This album is bookended by two distinct clusters of semi-related tracks. Topas and T-E-L-E-G-R-A-M-M are articulated around similar electro-static pulses and, although identified as two different tracks, they actually flow seamlessly from one to the other with no break in the beat or major alterations in the sonic landscapes. The latter however builds up into a more substantial piece when it is subjected to a persistent assault of electronic bass.

Although not quite as clearly related and not belonging to such a clearly defined formation, Helix, Black Peace and Golden Elegy all take shape around a set of more or less heavily distorted electronic sounds and textures, which is at times reminiscent of Pan Sonic at their most intense. This is particularly true on the heavily saturated Helix, but Black Peace also displays a hefty dose of twisted electronics. Here though, Bender doesn’t focus on that particular aspect so much and refrain from distressing the track’s electro set up too much.

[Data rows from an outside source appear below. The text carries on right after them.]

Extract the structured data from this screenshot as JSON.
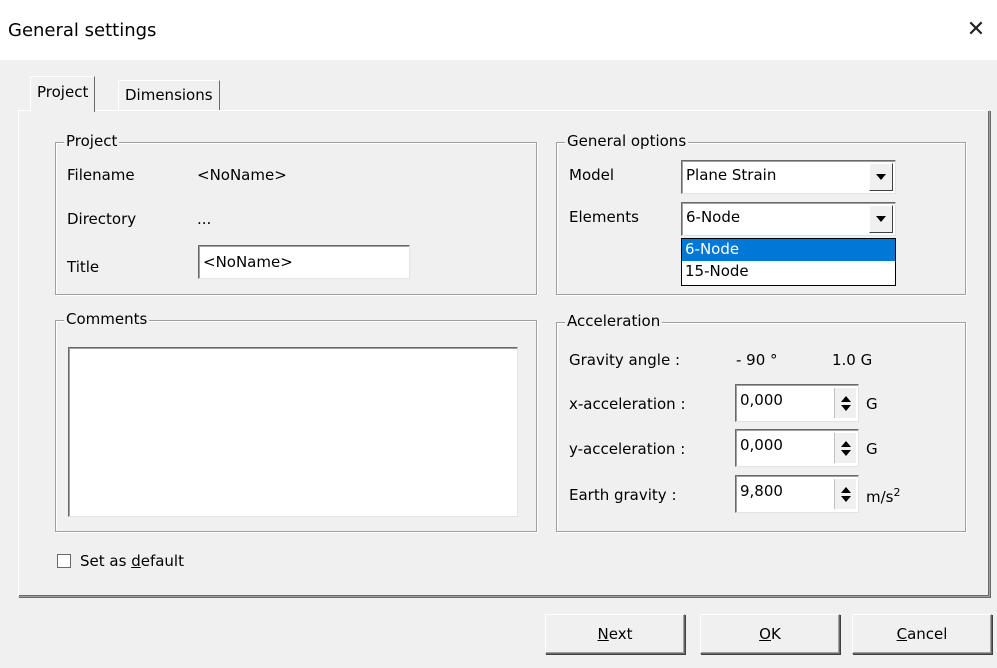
{
  "window": {
    "title": "General settings",
    "close_glyph": "✕"
  },
  "tabs": [
    {
      "label": "Project",
      "active": true
    },
    {
      "label": "Dimensions",
      "active": false
    }
  ],
  "project_group": {
    "title": "Project",
    "filename_label": "Filename",
    "filename_value": "<NoName>",
    "directory_label": "Directory",
    "directory_value": "...",
    "title_label": "Title",
    "title_value": "<NoName>"
  },
  "comments_group": {
    "title": "Comments",
    "value": ""
  },
  "general_options": {
    "title": "General options",
    "model_label": "Model",
    "model_value": "Plane Strain",
    "elements_label": "Elements",
    "elements_value": "6-Node",
    "elements_options": [
      "6-Node",
      "15-Node"
    ],
    "elements_selected": "6-Node"
  },
  "acceleration": {
    "title": "Acceleration",
    "gravity_angle_label": "Gravity angle :",
    "gravity_angle_value": "- 90 °",
    "gravity_g_value": "1.0 G",
    "x_label": "x-acceleration :",
    "x_value": "0,000",
    "x_unit": "G",
    "y_label": "y-acceleration :",
    "y_value": "0,000",
    "y_unit": "G",
    "earth_label": "Earth gravity :",
    "earth_value": "9,800",
    "earth_unit": "m/s",
    "earth_unit_sup": "2"
  },
  "default_checkbox": {
    "label_pre": "Set as ",
    "label_u": "d",
    "label_post": "efault",
    "checked": false
  },
  "buttons": {
    "next": {
      "u": "N",
      "rest": "ext"
    },
    "ok": {
      "u": "O",
      "rest": "K"
    },
    "cancel": {
      "u": "C",
      "rest": "ancel"
    }
  },
  "colors": {
    "selection": "#0078d7",
    "dialog_bg": "#f0f0f0"
  }
}
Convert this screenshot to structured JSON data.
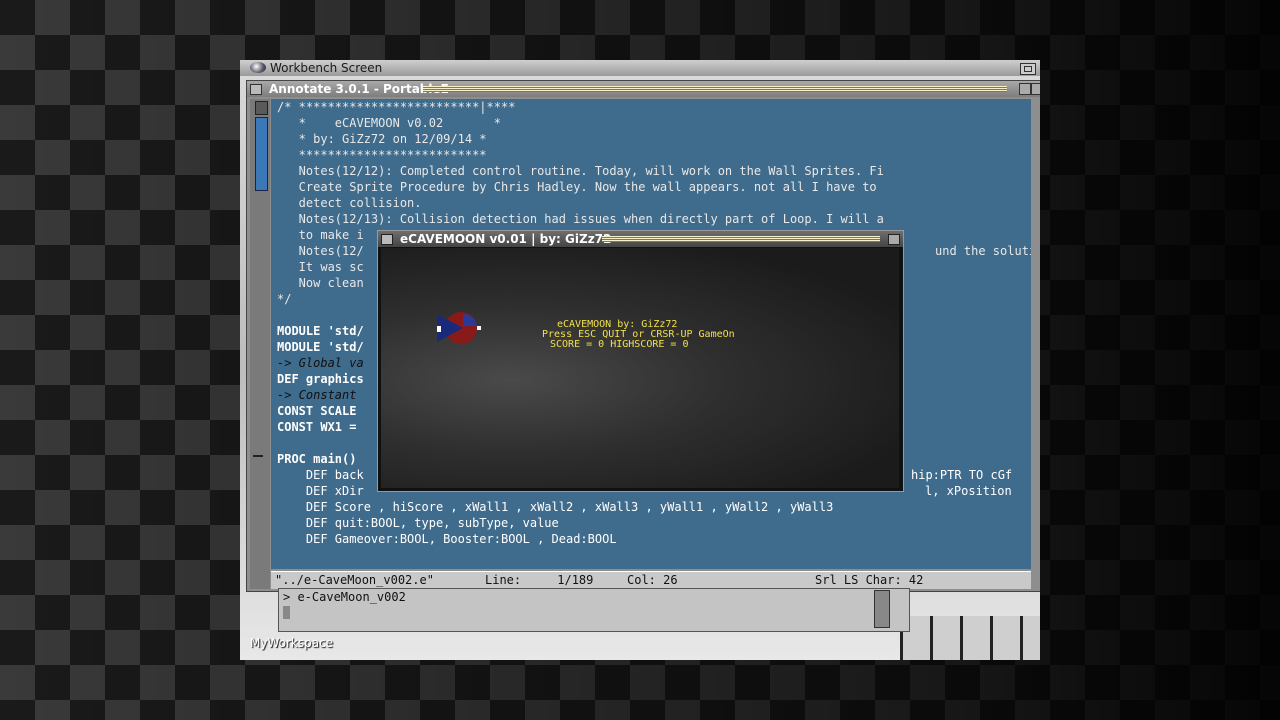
{
  "screen": {
    "title": "Workbench Screen",
    "workspace_label": "MyWorkspace"
  },
  "editor": {
    "title": "Annotate 3.0.1 - PortableE",
    "code_lines": [
      "/* *************************|****",
      "   *    eCAVEMOON v0.02       *",
      "   * by: GiZz72 on 12/09/14 *",
      "   **************************",
      "   Notes(12/12): Completed control routine. Today, will work on the Wall Sprites. Fi",
      "   Create Sprite Procedure by Chris Hadley. Now the wall appears. not all I have to",
      "   detect collision.",
      "   Notes(12/13): Collision detection had issues when directly part of Loop. I will a",
      "   to make i",
      "   Notes(12/",
      "   It was sc",
      "   Now clean",
      "*/",
      "",
      "MODULE 'std/",
      "MODULE 'std/",
      "-> Global va",
      "DEF graphics",
      "-> Constant",
      "CONST SCALE",
      "CONST WX1 =",
      "",
      "PROC main()",
      "    DEF back",
      "    DEF xDir",
      "    DEF Score , hiScore , xWall1 , xWall2 , xWall3 , yWall1 , yWall2 , yWall3",
      "    DEF quit:BOOL, type, subType, value",
      "    DEF Gameover:BOOL, Booster:BOOL , Dead:BOOL"
    ],
    "right_fragments": {
      "notes_tail": "und the soluti",
      "def_back_tail": "hip:PTR TO cGf",
      "def_xdir_tail": "l, xPosition"
    },
    "status": {
      "file": "\"../e-CaveMoon_v002.e\"",
      "line": "Line:     1/189",
      "col": "Col: 26",
      "flags": "Srl LS Char: 42"
    }
  },
  "shell": {
    "prompt": "> e-CaveMoon_v002"
  },
  "game": {
    "title": "eCAVEMOON v0.01 | by: GiZz72",
    "line1": "eCAVEMOON by: GiZz72",
    "line2": "Press ESC QUIT or CRSR-UP GameOn",
    "line3": "SCORE = 0 HIGHSCORE = 0"
  }
}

The torpor of Golden Elegy’s heavily comatose funk may appear considerably less intense, but here again Bender distorts sounds to give them a corrosive feel.

The remaining two tracks are the only ones to work in complete autonomy, the former developing from a pretty minimal sound pool into a series of slow hypnotic atmospheric soundscapes, the latter rising out of a modulated synth sound into a linear groove upon which Bender adds additional rhythmic motifs through the course of the piece.

Split between sparse soundscapes and heavily processed electronics, Symeta ends up being quite a dense collection of beautifully crafted electronic pieces owing equally to digital processing and refined electronica. For his third outing in full length format as Byetone, Olaf Bender has created a rather hard-hitting record.